PyData Global 2023

Paradoxes in model training and evaluation under constraints
12-06, 12:30–13:00 (UTC), Machine Learning Track

In many domains, machine learning methods predict the future demand of some physical good or virtual service that comes with finite capacity. Those predictions are then typically used to plan an appropriate level of supply. Often, it is not possible to directly measure (and to train on) the actual demand, but only on the fraction of it that could be fulfilled under the given constraints in the past – such as finite stocks or limited capacity. That is, one predicts a different quantity than one measures. This talk explores the various surprising aspects of the demand-sales-distinction that can arise in data science projects. We explore the paradoxes and the most dramatic problems that one encounters and find out how to avoid them. This talk will sharpen your thoughts when dealing with such intricate settings, and allow you to create and utilize demand forecasts in the best possible way.


This talk will equip you – a Data Scientist or a person working with Data Scientists - with the background and tooling necessary to deal with models that predict demand in situations when only censored demand (e.g. sales that are constrained by the available stock level) are known. You will learn why the distinction between unconstrained demand and constrained sales is not just splitting hairs, but important to avoid a strong and systematic bias in your forecast. You will be equipped to ask the right questions and avoid falling into certain training and evaluation traps.

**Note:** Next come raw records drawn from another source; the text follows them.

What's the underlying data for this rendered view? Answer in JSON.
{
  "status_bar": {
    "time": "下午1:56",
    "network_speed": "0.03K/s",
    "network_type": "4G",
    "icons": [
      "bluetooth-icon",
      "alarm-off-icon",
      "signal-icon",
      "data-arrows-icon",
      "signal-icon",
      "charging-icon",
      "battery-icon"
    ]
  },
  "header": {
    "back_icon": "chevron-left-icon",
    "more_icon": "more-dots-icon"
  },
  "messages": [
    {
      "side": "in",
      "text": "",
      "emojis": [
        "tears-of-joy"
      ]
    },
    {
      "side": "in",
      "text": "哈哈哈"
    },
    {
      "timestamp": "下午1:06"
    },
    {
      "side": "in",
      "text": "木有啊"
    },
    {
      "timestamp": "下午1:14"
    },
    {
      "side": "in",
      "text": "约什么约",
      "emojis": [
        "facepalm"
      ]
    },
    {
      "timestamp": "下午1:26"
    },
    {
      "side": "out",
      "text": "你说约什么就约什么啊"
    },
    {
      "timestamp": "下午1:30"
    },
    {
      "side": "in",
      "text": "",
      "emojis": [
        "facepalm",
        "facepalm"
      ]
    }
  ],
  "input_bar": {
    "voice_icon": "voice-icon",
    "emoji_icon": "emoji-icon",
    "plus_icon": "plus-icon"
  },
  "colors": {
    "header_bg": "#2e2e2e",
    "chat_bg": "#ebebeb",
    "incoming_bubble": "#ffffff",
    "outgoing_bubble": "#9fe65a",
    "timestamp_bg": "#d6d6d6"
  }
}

Constraints kick in when the actual demand for some product can’t be fulfilled due to its finite capacity. For example, when 10 customers want to buy a cake, but there are only 6 left. This needs to be accounted for in training: Training on a demand of 6 will give rise to a biased model that under-forecasts and prevents the vendor to stock up properly next time. Finite capacity also needs to be accounted in the evaluation: A forecast of 11 for that situation has certainly been better than one predicting 5, even though the latter is much closer to the observed actual. Using standard python libraries (numpy, scipy, pandas), we simulate various relevant situations, illustrate what can go wrong, and how to avoid it.


Prior Knowledge Expected

Previous knowledge expected

After pursuing his PhD and postdoc research in theoretical quantum physics, Malte joined Blue Yonder as a Data Scientist in 2015. Since then, he has led numerous external and internal projects, which all involved programming python, creating, working with and evaluating probabilistic predictions, and communicating the achieved results.